# A2. Vectorized thinking

<div class="alert alert-warning">**Goal of this notebook:**
Understand some more of the systems context behind vectorized thinking.
</div>

Vectorized thinking is great for conciseness. Surely no one would prefer
```
assert len(xs) == len(ys)
[xs[i] + ys[i] for i in range(len(xs))]
```
when they can just write
```
xs + ys
```

But vectorized coding is perhaps more important from the point of view of performance. Suppose `xs` and `ys` are both very large vectors. With list comprehension, it's almost impossible for the compiler to figure out that the operation can be parallelized, and each core of a multicore machine could be working on a chunk of the data.

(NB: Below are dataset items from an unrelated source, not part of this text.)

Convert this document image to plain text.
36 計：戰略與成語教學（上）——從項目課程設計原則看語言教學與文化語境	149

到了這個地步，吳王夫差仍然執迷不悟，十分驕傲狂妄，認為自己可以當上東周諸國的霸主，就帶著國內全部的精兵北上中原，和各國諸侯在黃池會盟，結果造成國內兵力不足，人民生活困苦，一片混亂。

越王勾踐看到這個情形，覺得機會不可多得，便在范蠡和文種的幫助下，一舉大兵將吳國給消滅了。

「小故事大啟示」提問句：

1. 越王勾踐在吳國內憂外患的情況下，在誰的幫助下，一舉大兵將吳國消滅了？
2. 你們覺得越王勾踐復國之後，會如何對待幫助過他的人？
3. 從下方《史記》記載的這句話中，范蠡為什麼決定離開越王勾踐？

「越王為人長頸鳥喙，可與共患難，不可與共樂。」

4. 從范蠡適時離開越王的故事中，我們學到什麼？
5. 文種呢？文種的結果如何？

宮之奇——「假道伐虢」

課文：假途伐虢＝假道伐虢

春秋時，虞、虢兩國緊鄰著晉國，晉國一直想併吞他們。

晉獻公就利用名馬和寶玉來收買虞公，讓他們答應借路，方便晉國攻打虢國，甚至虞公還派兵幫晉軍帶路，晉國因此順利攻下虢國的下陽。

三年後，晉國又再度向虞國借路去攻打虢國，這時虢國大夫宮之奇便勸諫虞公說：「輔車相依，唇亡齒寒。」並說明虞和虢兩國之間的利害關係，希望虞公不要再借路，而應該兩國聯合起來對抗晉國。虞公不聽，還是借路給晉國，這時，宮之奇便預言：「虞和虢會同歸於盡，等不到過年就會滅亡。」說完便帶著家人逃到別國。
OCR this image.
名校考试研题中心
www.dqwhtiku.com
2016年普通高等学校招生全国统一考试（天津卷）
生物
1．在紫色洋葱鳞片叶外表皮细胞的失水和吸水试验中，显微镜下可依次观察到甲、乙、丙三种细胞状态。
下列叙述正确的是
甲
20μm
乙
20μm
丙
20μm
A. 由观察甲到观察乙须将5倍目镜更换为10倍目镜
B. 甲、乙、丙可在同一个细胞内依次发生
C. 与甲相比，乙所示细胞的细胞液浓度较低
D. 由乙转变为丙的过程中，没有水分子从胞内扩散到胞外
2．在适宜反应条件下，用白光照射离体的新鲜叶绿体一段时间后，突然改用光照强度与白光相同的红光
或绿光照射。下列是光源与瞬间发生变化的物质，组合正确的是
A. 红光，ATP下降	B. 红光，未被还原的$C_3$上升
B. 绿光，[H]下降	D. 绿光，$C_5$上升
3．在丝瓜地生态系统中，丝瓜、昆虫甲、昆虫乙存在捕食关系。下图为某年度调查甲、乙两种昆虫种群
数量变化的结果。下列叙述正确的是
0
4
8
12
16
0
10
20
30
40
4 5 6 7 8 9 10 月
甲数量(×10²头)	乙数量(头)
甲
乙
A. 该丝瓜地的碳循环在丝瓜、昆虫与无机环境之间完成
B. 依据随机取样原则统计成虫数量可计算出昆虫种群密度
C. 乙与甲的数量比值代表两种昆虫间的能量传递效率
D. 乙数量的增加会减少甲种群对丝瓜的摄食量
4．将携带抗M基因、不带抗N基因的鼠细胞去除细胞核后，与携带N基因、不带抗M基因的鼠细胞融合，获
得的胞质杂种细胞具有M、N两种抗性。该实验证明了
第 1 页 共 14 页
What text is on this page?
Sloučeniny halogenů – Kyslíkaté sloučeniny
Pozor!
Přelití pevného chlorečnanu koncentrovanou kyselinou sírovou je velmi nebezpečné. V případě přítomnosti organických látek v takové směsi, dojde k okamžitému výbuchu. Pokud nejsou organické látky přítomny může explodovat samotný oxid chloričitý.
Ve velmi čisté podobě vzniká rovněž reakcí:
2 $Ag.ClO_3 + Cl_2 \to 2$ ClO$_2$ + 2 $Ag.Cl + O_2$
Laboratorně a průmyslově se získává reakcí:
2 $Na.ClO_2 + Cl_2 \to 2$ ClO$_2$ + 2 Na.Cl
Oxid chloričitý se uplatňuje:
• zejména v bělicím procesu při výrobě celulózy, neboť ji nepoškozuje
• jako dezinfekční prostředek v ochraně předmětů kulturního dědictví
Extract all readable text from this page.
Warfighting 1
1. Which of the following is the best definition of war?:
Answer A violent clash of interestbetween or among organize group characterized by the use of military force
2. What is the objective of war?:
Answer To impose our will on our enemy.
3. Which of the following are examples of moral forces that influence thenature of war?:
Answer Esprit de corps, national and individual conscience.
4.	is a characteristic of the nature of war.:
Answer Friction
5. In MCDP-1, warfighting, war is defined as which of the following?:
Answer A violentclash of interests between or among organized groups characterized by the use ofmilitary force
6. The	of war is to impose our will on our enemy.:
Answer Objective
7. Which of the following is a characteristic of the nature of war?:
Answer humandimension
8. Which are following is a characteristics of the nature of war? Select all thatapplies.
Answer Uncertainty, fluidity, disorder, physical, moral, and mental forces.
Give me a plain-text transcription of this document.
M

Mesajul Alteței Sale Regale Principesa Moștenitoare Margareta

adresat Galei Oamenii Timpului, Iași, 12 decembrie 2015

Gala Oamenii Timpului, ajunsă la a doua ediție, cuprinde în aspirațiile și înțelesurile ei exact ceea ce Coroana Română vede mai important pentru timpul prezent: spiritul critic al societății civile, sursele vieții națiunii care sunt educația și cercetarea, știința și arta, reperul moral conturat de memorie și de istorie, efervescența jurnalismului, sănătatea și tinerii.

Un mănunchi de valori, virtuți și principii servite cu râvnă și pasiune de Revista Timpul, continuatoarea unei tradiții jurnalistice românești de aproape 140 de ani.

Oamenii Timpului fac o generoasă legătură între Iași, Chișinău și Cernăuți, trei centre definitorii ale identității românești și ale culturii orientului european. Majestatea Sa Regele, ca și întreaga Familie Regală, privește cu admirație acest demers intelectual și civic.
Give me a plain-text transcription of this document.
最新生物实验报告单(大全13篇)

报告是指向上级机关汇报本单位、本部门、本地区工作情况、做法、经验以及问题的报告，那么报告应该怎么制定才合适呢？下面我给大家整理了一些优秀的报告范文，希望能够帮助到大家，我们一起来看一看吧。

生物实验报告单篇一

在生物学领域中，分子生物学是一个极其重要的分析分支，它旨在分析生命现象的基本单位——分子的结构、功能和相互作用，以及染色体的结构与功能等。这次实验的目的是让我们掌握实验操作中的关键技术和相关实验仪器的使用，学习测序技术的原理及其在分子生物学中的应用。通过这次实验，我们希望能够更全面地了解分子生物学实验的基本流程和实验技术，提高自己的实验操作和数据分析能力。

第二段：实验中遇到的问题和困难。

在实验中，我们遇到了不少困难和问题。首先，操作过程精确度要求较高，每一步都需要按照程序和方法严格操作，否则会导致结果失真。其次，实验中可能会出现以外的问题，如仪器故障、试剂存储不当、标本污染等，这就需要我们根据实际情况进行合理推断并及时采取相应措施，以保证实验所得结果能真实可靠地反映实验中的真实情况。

Here's another example. Suppose we have a vector `xs` where each entry is the contents of a web page, and the entire vector is 100 TB and it's sharded across machines, and we want to compute
```
m = -inf
for x in xs:
    m = max(m, f(x))
```
where `f` is some scoring function that is slow to evaluate. Again, it's hard for a compiler to see how to achieve parallelism when the function is written out as an explicit iteration. (Maybe not hard in this case, but hard in the general case!) But it's easy to see how the computation _could_ be distributed: tell each machine in the cluster to work on the fragment of data it can reach and compute the maximum over its fragment, then assemble the maximums from each machine. If we write the computation abstractly, e.g.
```
reduce(pairwise_max, -inf, map(f, xs))
```
then the compiler can figure out how to distribute it.

Vectorized thinking means avoiding `for` loops and instead writing our computations in a way that shows our intention more clearly, to give the compiler a chance to figure out what can be distributed and parallelized.